If the shirt Heidi Gardner wore in this week’s SNL promo looked familiar, you’ve got a great memory… for someone your age.
Gardner’s pink shirt with the early 1980s-era Saturday Night Live logo stitched on the breast pocket is an SNL family heirloom, having first appeared on the show in 1982.
Like most wardrobe worn on the show, it’s been stored at an offsite warehouse for more than forty years. Our spies tell us it was brought back to 30 Rock when the show’s longtime costume designer Tom Broecker collaborated with clothing company Tombolo to create a line of vintage-inspired SNL apparel for the show’s 50th anniversary, and has been hanging in the show’s costume room all season.
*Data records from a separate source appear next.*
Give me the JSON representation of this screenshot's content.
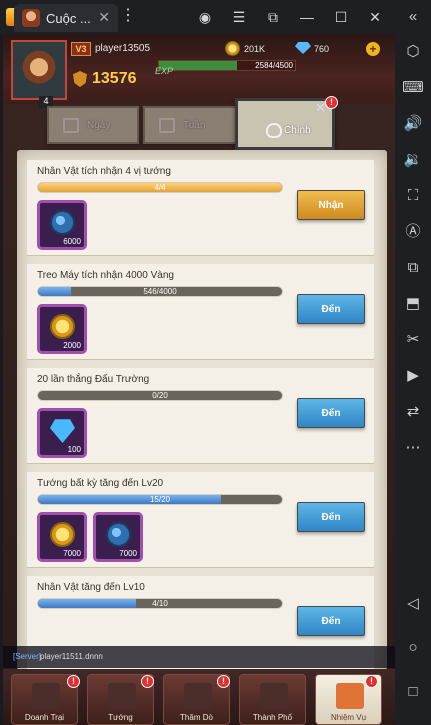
{
  "window": {
    "tab_title": "Cuộc ...",
    "tab_close": "✕",
    "more": "⋮",
    "controls": {
      "account": "◉",
      "menu": "☰",
      "popout": "⧉",
      "minimize": "—",
      "maximize": "☐",
      "close": "✕"
    }
  },
  "sidebar": {
    "collapse": "«",
    "items": [
      "⬡",
      "⌨",
      "🔊",
      "🔉",
      "⛶",
      "Ⓐ",
      "⧉",
      "⬒",
      "✂",
      "▶",
      "⇄",
      "⋯",
      "◁",
      "○",
      "□"
    ]
  },
  "player": {
    "vip": "V3",
    "name": "player13505",
    "level": "4",
    "power": "13576",
    "exp_label": "EXP",
    "exp_text": "2584/4500",
    "exp_progress": 0.574,
    "gold": "201K",
    "gems": "760",
    "add": "+"
  },
  "tabs": [
    {
      "label": "Ngày",
      "icon": "daily-calendar-icon"
    },
    {
      "label": "Tuần",
      "icon": "weekly-calendar-icon"
    },
    {
      "label": "Chính",
      "icon": "main-shield-icon"
    }
  ],
  "tab_close": "✕",
  "alert_mark": "!",
  "quests": [
    {
      "title": "Nhân Vật tích nhận 4 vị tướng",
      "progress_text": "4/4",
      "progress": 1.0,
      "done": true,
      "rewards": [
        {
          "icon": "bomb-icon",
          "qty": "6000"
        }
      ],
      "button": "Nhận"
    },
    {
      "title": "Treo Máy tích nhận 4000 Vàng",
      "progress_text": "546/4000",
      "progress": 0.137,
      "done": false,
      "rewards": [
        {
          "icon": "coin-icon",
          "qty": "2000"
        }
      ],
      "button": "Đến"
    },
    {
      "title": "20 lần thắng Đấu Trường",
      "progress_text": "0/20",
      "progress": 0.0,
      "done": false,
      "rewards": [
        {
          "icon": "gem-icon",
          "qty": "100"
        }
      ],
      "button": "Đến"
    },
    {
      "title": "Tướng bất kỳ tăng đến Lv20",
      "progress_text": "15/20",
      "progress": 0.75,
      "done": false,
      "rewards": [
        {
          "icon": "coin-icon",
          "qty": "7000"
        },
        {
          "icon": "bomb-icon",
          "qty": "7000"
        }
      ],
      "button": "Đến"
    },
    {
      "title": "Nhân Vật tăng đến Lv10",
      "progress_text": "4/10",
      "progress": 0.4,
      "done": false,
      "rewards": [],
      "button": "Đến"
    }
  ],
  "chat": {
    "channel": "[Server]",
    "message": "player11511.dnnn"
  },
  "bottom_nav": [
    {
      "label": "Doanh Trại",
      "alert": true
    },
    {
      "label": "Tướng",
      "alert": true
    },
    {
      "label": "Thăm Dò",
      "alert": true
    },
    {
      "label": "Thành Phố",
      "alert": false
    },
    {
      "label": "Nhiệm Vụ",
      "alert": true,
      "active": true
    }
  ]
}
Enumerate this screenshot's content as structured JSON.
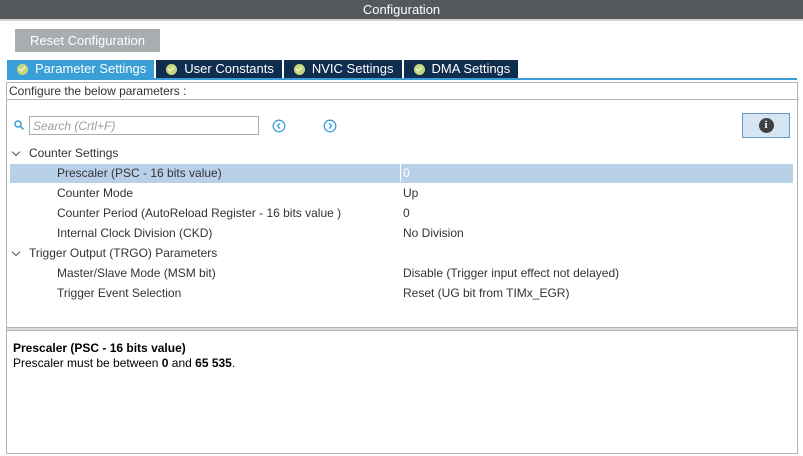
{
  "window": {
    "title": "Configuration"
  },
  "toolbar": {
    "reset_label": "Reset Configuration"
  },
  "tabs": [
    {
      "label": "Parameter Settings",
      "active": true
    },
    {
      "label": "User Constants",
      "active": false
    },
    {
      "label": "NVIC Settings",
      "active": false
    },
    {
      "label": "DMA Settings",
      "active": false
    }
  ],
  "hint": "Configure the below parameters :",
  "search": {
    "placeholder": "Search (Crtl+F)"
  },
  "groups": [
    {
      "label": "Counter Settings",
      "params": [
        {
          "label": "Prescaler (PSC - 16 bits value)",
          "value": "0",
          "selected": true
        },
        {
          "label": "Counter Mode",
          "value": "Up"
        },
        {
          "label": "Counter Period (AutoReload Register - 16 bits value )",
          "value": "0"
        },
        {
          "label": "Internal Clock Division (CKD)",
          "value": "No Division"
        }
      ]
    },
    {
      "label": "Trigger Output (TRGO) Parameters",
      "params": [
        {
          "label": "Master/Slave Mode (MSM bit)",
          "value": "Disable (Trigger input effect not delayed)"
        },
        {
          "label": "Trigger Event Selection",
          "value": "Reset (UG bit from TIMx_EGR)"
        }
      ]
    }
  ],
  "description": {
    "title": "Prescaler (PSC - 16 bits value)",
    "text_prefix": "Prescaler must be between ",
    "min": "0",
    "text_mid": " and ",
    "max": "65 535",
    "text_suffix": "."
  },
  "icons": {
    "tab_check": "check-circle-icon",
    "search": "search-icon",
    "prev": "circle-chevron-left-icon",
    "next": "circle-chevron-right-icon",
    "info": "info-icon",
    "group_toggle": "chevron-down-icon"
  },
  "colors": {
    "title_bar": "#55595c",
    "tab_active": "#3a9fd6",
    "tab_inactive": "#0f2d4f",
    "tab_check": "#c6d87d",
    "row_selected": "#b8d0e8",
    "nav_icon": "#3a9fd6"
  }
}
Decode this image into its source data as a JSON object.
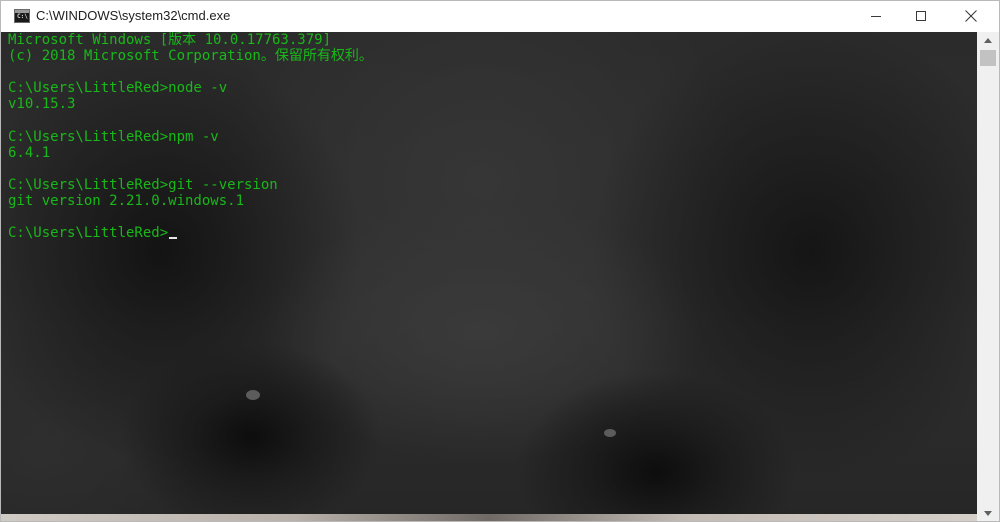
{
  "window": {
    "title": "C:\\WINDOWS\\system32\\cmd.exe",
    "icon": "cmd-icon",
    "icon_text": "C:\\",
    "controls": [
      "minimize-icon",
      "maximize-icon",
      "close-icon"
    ]
  },
  "console": {
    "background": "pug photo (dimmed)",
    "text_color": "#19b819",
    "lines": [
      "Microsoft Windows [版本 10.0.17763.379]",
      "(c) 2018 Microsoft Corporation。保留所有权利。",
      "",
      "C:\\Users\\LittleRed>node -v",
      "v10.15.3",
      "",
      "C:\\Users\\LittleRed>npm -v",
      "6.4.1",
      "",
      "C:\\Users\\LittleRed>git --version",
      "git version 2.21.0.windows.1",
      "",
      "C:\\Users\\LittleRed>"
    ]
  },
  "scrollbar": {
    "up_icon": "arrow-up-icon",
    "down_icon": "arrow-down-icon"
  }
}
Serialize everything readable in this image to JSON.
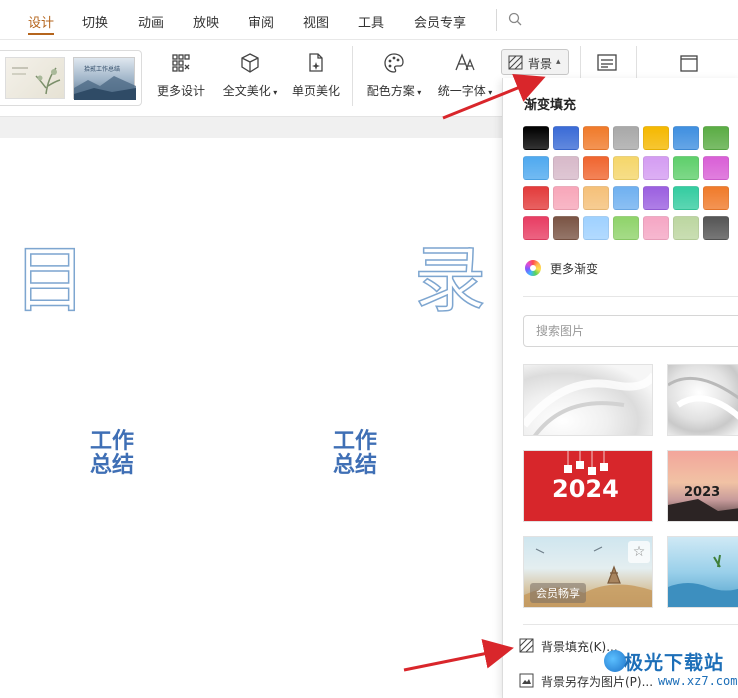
{
  "menu": {
    "tabs": [
      "设计",
      "切换",
      "动画",
      "放映",
      "审阅",
      "视图",
      "工具",
      "会员专享"
    ],
    "active_tab": "设计"
  },
  "ribbon": {
    "more_design": "更多设计",
    "full_beautify": "全文美化",
    "page_beautify": "单页美化",
    "color_scheme": "配色方案",
    "unify_font": "统一字体",
    "background": "背景",
    "theme_thumb_title": "拾贰工作总结"
  },
  "slide": {
    "char_left": "目",
    "char_right": "录",
    "work_left": "工作\n总结",
    "work_right": "工作\n总结"
  },
  "panel": {
    "gradient_title": "渐变填充",
    "more_gradient": "更多渐变",
    "search_placeholder": "搜索图片",
    "swatches": [
      [
        "#000000",
        "#3a6bd6",
        "#f07a2a",
        "#a8a8a8",
        "#f5b800",
        "#3f8fe0",
        "#5aac44",
        "#7fd0e8"
      ],
      [
        "#4fa9ef",
        "#d7b9c9",
        "#f0652f",
        "#f5d66a",
        "#d49cf2",
        "#5ecf6b",
        "#d95fd6",
        "#6fc9ef"
      ],
      [
        "#e33b3b",
        "#f7a6b9",
        "#f5c078",
        "#6fb0f0",
        "#9b5fe0",
        "#34cca0",
        "#f07a2a",
        "#f1d84f"
      ],
      [
        "#e83d63",
        "#7a5444",
        "#9fd1ff",
        "#8fd36a",
        "#f5a6c4",
        "#bcd6a0",
        "#555555",
        "#9bd8f0"
      ]
    ],
    "thumb_year_2024": "2024",
    "thumb_year_2023": "2023",
    "member_badge": "会员畅享",
    "bg_fill": "背景填充(K)...",
    "bg_save_image": "背景另存为图片(P)..."
  },
  "watermark": {
    "title": "极光下载站",
    "url": "www.xz7.com"
  },
  "colors": {
    "accent": "#b5651d",
    "arrow": "#d9262b",
    "slide_text": "#3f6fb5",
    "watermark": "#1d6fb8"
  }
}
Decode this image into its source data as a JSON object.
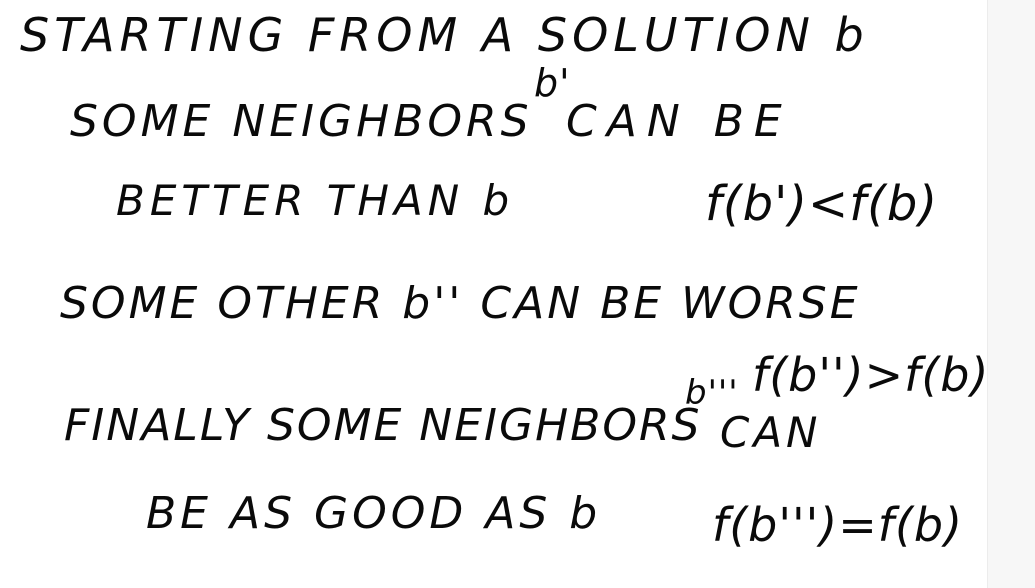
{
  "note": {
    "line1": "STARTING FROM A SOLUTION b",
    "line2a": "SOME NEIGHBORS",
    "line2_sup": "b'",
    "line2b": "CAN BE",
    "line3a": "BETTER THAN b",
    "line3_math": "f(b')<f(b)",
    "line4": "SOME OTHER b'' CAN BE WORSE",
    "line5_math": "f(b'')>f(b)",
    "line6a": "FINALLY SOME NEIGHBORS",
    "line6_sup": "b'''",
    "line6b": "CAN",
    "line7a": "BE AS GOOD AS b",
    "line7_math": "f(b''')=f(b)"
  }
}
The shirt was first seen on the show when Louis Gossett Jr. hosted on October 2, 1982, just two months after the release of An Officer and a Gentleman, for which he would go on to win the Academy Award for Best Actor in a Supporting role.
For his SNL monologue, Gossett reprised his character from the film, the stern but decent Sergeant Emil Foley, in leading the show’s cast (including a young Eddie Murphy and Julia Louis-Dreyfus) in a comedy-themed drill, commanding each cast member to deliver insults, mugs, pratfalls and schtick at his pleasure
The pink shirts (along with a blue variant) were worn by the cast as their duty uniforms for the sketch. Show lore suggests that the shirts were later reproduced as gifts for the show’s cast and crew.
It’s not the first time that SNL has re-used wardrobe items on the air. Among the items eagle-eyed fans have spotted in multiple sketches is a dress that was worn multiple times by Julia Louis-Dreyfus, then years later, Jan Hooks, and—even later—Ana Gasteyer.
All of which is to say, when you’re watching SNL, keep your eyes peeled. You never know when you might spot some vintage show couture.
Scarlett Johansson hosts SNL‘s Season 50 finale with musical guest Bad Bunny this Saturday, May 17 on NBC and Peacock.